The Proposed Budget not only avoids raising property tax revenues for the third consecutive year but also continues the improving fiscal benchmark trends; the structural gap is reduced to only $34.8 million or by approximately 86% from the prior Administration’s 2009 peak of about $251.6 million; recurring spending is held to just 1.3% over recurring revenues, the lowest margin since 2004; and borrowing is controlled at a historic low level of $140 million, primarily for capital improvement investments.
The Administration, NIFA and the Legislature need to be mindful of the County’s low fund balance which stands at $40.5 million as of year-end 2011. The Administration’s court pending structured payment plan for property tax judgments, may result in $20 to $40 million of revenue for 2012 by reversing accrued settlements from 2011, and may add up to $20 million to the fund balance. Conversely, the fund balance may be reduced to less than $20 million, if the court does not order payment of the settlement agreements, prior to December 31, 2012.
The County 2013 budget, albeit conservative, has little margin for error due to the low fund reserves, limited contingencies and the possibility of unexpected events. The following years beginning with 2014 will present increased fiscal challenges with rising costs, especially for pension contributions and relatively stagnant projected revenues. We estimate budget gaps in the multi-year plan of $85.1 million in 2014, $114.5 million in 2015 and $163.5 million for 2016.
It would be prudent for the 2013 Budget to eliminate the use of $10 million in fund balance from already reduced reserves of $40.5 million as of year-end 2011 and, to include a mix of additional revenue enhancements and expense reductions.
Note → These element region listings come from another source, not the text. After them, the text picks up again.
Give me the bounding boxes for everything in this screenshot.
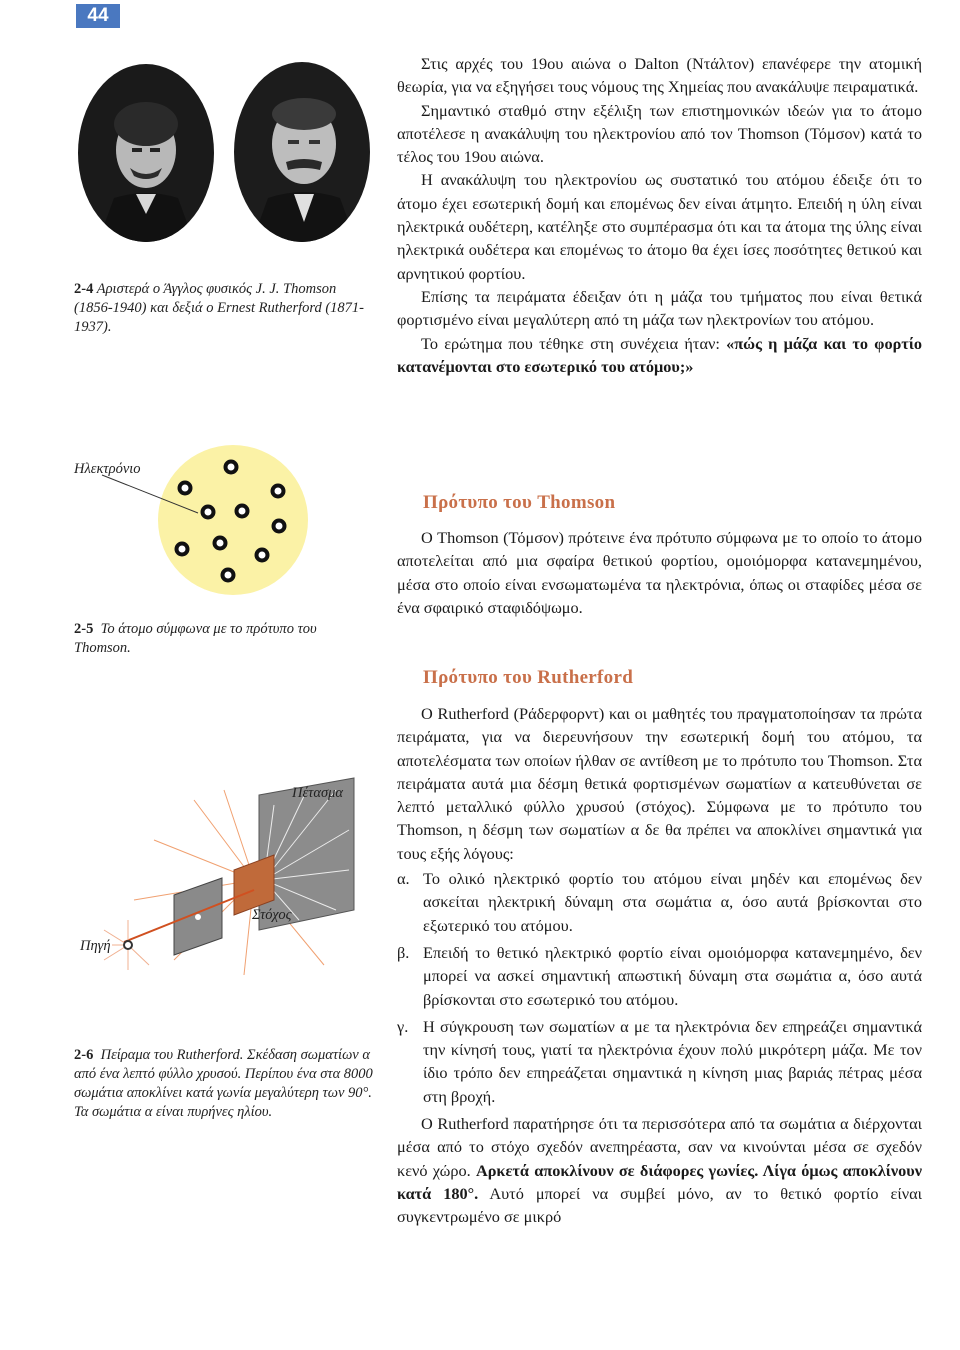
intro-paragraph-1: Στις αρχές του 19ου αιώνα ο Dalton (Ντάλτον) επανέφερε την ατομική θεωρία, για να εξηγήσει τους νόμους της Χημείας που ανακάλυψε πειραματικά.	[397, 54, 922, 97]
caption-fig-2-6-number: 2-6	[74, 1047, 94, 1063]
thomson-paragraph: Ο Thomson (Τόμσον) πρότεινε ένα πρότυπο σύμφωνα με το οποίο το άτομο αποτελείται από μια σφαίρα θετικού φορτίου, ομοιόμορφα κατανεμημένου, μέσα στο οποίο είναι ενσωματωμένα τα ηλεκτρόνια, όπως οι σταφίδες μέσα σε ένα σφαιρικό σταφιδόψωμο.	[397, 528, 922, 617]
list-item-text: Η σύγκρουση των σωματίων α με τα ηλεκτρόνια δεν επηρεάζει σημαντικά την κίνησή τους, γιατί τα ηλεκτρόνια έχουν πολύ μικρότερη μάζα. Με τον ίδιο τρόπο δεν επηρεάζεται σημαντικά η κίνηση μιας βαριάς πέτρας μέσα στη βροχή.	[423, 1016, 922, 1106]
intro-paragraph-5	[397, 332, 922, 379]
intro-question-lead: Το ερώτημα που τέθηκε στη συνέχεια ήταν:	[421, 333, 727, 353]
caption-fig-2-5	[74, 620, 376, 658]
intro-paragraph-3: Η ανακάλυψη του ηλεκτρονίου ως συστατικό του ατόμου έδειξε ότι το άτομο έχει εσωτερική δομή και επομένως δεν είναι άτμητο. Επειδή η ύλη είναι ηλεκτρικά ουδέτερη, κατέληξε στο συμπέρασμα ότι και τα άτομα της ύλης είναι ηλεκτρικά ουδέτερα και επομένως το άτομο θα έχει ίσες ποσότητες θετικού και αρνητικού φορτίου.	[397, 170, 922, 283]
rutherford-heading: Πρότυπο του Rutherford	[423, 667, 634, 688]
intro-section	[397, 52, 922, 378]
caption-fig-2-4-number: 2-4	[74, 281, 94, 297]
source-label: Πηγή	[80, 938, 111, 954]
thomson-section	[397, 526, 922, 619]
rutherford-last-end: Αυτό μπορεί να συμβεί μόνο, αν το θετικό φορτίο είναι συγκεντρωμένο σε μικρό	[397, 1183, 922, 1227]
rutherford-last-bold: Αρκετά αποκλίνουν σε διάφορες γωνίες. Λίγα όμως αποκλίνουν κατά 180°.	[397, 1160, 922, 1203]
list-item-text: Επειδή το θετικό ηλεκτρικό φορτίο είναι ομοιόμορφα κατανεμημένο, δεν μπορεί να ασκεί σημαντική απωστική δύναμη στα σωμάτια α, όσο αυτά βρίσκονται στο εσωτερικό του ατόμου.	[423, 942, 922, 1009]
portrait-rutherford	[234, 62, 370, 242]
list-item	[397, 941, 922, 1011]
thomson-atom-diagram	[74, 445, 314, 605]
electron-label: Ηλεκτρόνιο	[74, 461, 141, 477]
rutherford-section	[397, 702, 922, 1229]
rutherford-last-lead: Ο Rutherford παρατήρησε ότι τα περισσότερα από τα σωμάτια α διέρχονται μέσα από το στόχο σχεδόν ανεπηρέαστα, σαν να κινούνται μέσα σε σχεδόν κενό χώρο.	[397, 1114, 922, 1180]
caption-fig-2-5-text: Το άτομο σύμφωνα με το πρότυπο του Thomson.	[74, 621, 317, 656]
caption-fig-2-6-text: Πείραμα του Rutherford. Σκέδαση σωματίων α από ένα λεπτό φύλλο χρυσού. Περίπου ένα στα 8000 σωμάτια αποκλίνει κατά γωνία μεγαλύτερη των 90°. Τα σωμάτια α είναι πυρήνες ηλίου.	[74, 1047, 373, 1120]
caption-fig-2-4-text: Αριστερά ο Άγγλος φυσικός J. J. Thomson (1856-1940) και δεξιά ο Ernest Rutherford (1871-1937).	[74, 281, 364, 335]
source-icon	[124, 941, 132, 949]
caption-fig-2-5-number: 2-5	[74, 621, 94, 637]
thomson-heading: Πρότυπο του Thomson	[423, 492, 616, 513]
target-label: Στόχος	[252, 907, 292, 923]
portrait-thomson	[78, 64, 214, 242]
list-item	[397, 1015, 922, 1108]
list-marker: α.	[397, 869, 410, 889]
list-marker: γ.	[397, 1016, 409, 1036]
intro-paragraph-2: Σημαντικό σταθμό στην εξέλιξη των επιστημονικών ιδεών για το άτομο αποτέλεσε η ανακάλυψη του ηλεκτρονίου από τον Thomson (Τόμσον) κατά το τέλος του 19ου αιώνα.	[397, 100, 922, 167]
list-item	[397, 867, 922, 937]
caption-fig-2-6	[74, 1046, 376, 1122]
caption-fig-2-4	[74, 280, 376, 337]
rutherford-paragraph-1: Ο Rutherford (Ράδερφορντ) και οι μαθητές του πραγματοποίησαν τα πρώτα πειράματα, για να διερευνήσουν την εσωτερική δομή του ατόμου, τα αποτελέσματα των οποίων ήλθαν σε αντίθεση με το πρότυπο του Thomson. Στα πειράματα αυτά μια δέσμη θετικά φορτισμένων σωματίων α κατευθύνεται σε λεπτό μεταλλικό φύλλο χρυσού (στόχος). Σύμφωνα με το πρότυπο του Thomson, η δέσμη των σωματίων α δε θα πρέπει να αποκλίνει σημαντικά για τους εξής λόγους:	[397, 704, 922, 863]
list-marker: β.	[397, 942, 410, 962]
intro-question: «πώς η μάζα και το φορτίο κατανέμονται στο εσωτερικό του ατόμου;»	[397, 333, 923, 376]
list-item-text: Το ολικό ηλεκτρικό φορτίο του ατόμου είναι μηδέν και επομένως δεν ασκείται ηλεκτρική δύναμη στα σωμάτια α, όσο αυτά βρίσκονται στο εξωτερικό του ατόμου.	[423, 869, 922, 935]
intro-paragraph-4: Επίσης τα πειράματα έδειξαν ότι η μάζα του τμήματος που είναι θετικά φορτισμένο είναι μεγαλύτερη από τη μάζα των ηλεκτρονίων του ατόμου.	[397, 286, 922, 330]
rutherford-paragraph-last	[397, 1112, 922, 1228]
screen-label: Πέτασμα	[292, 785, 344, 801]
page-number: 44	[76, 4, 120, 28]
This will ensure that fiscal year 2013 ends in balance, avoids any potential negative fund balance, and helps reduce the projected budgetary deficits in the out years.
Opportunities exist for increased revenues and reduced expenses from: “in-sourcing” of contractual services, where possible; cancellation of all non-essential contractual services and maintenance contracts; better deployment of technology to obtain higher employee productivity; and increases in revenues from non-property tax revenue sources and economic development funding.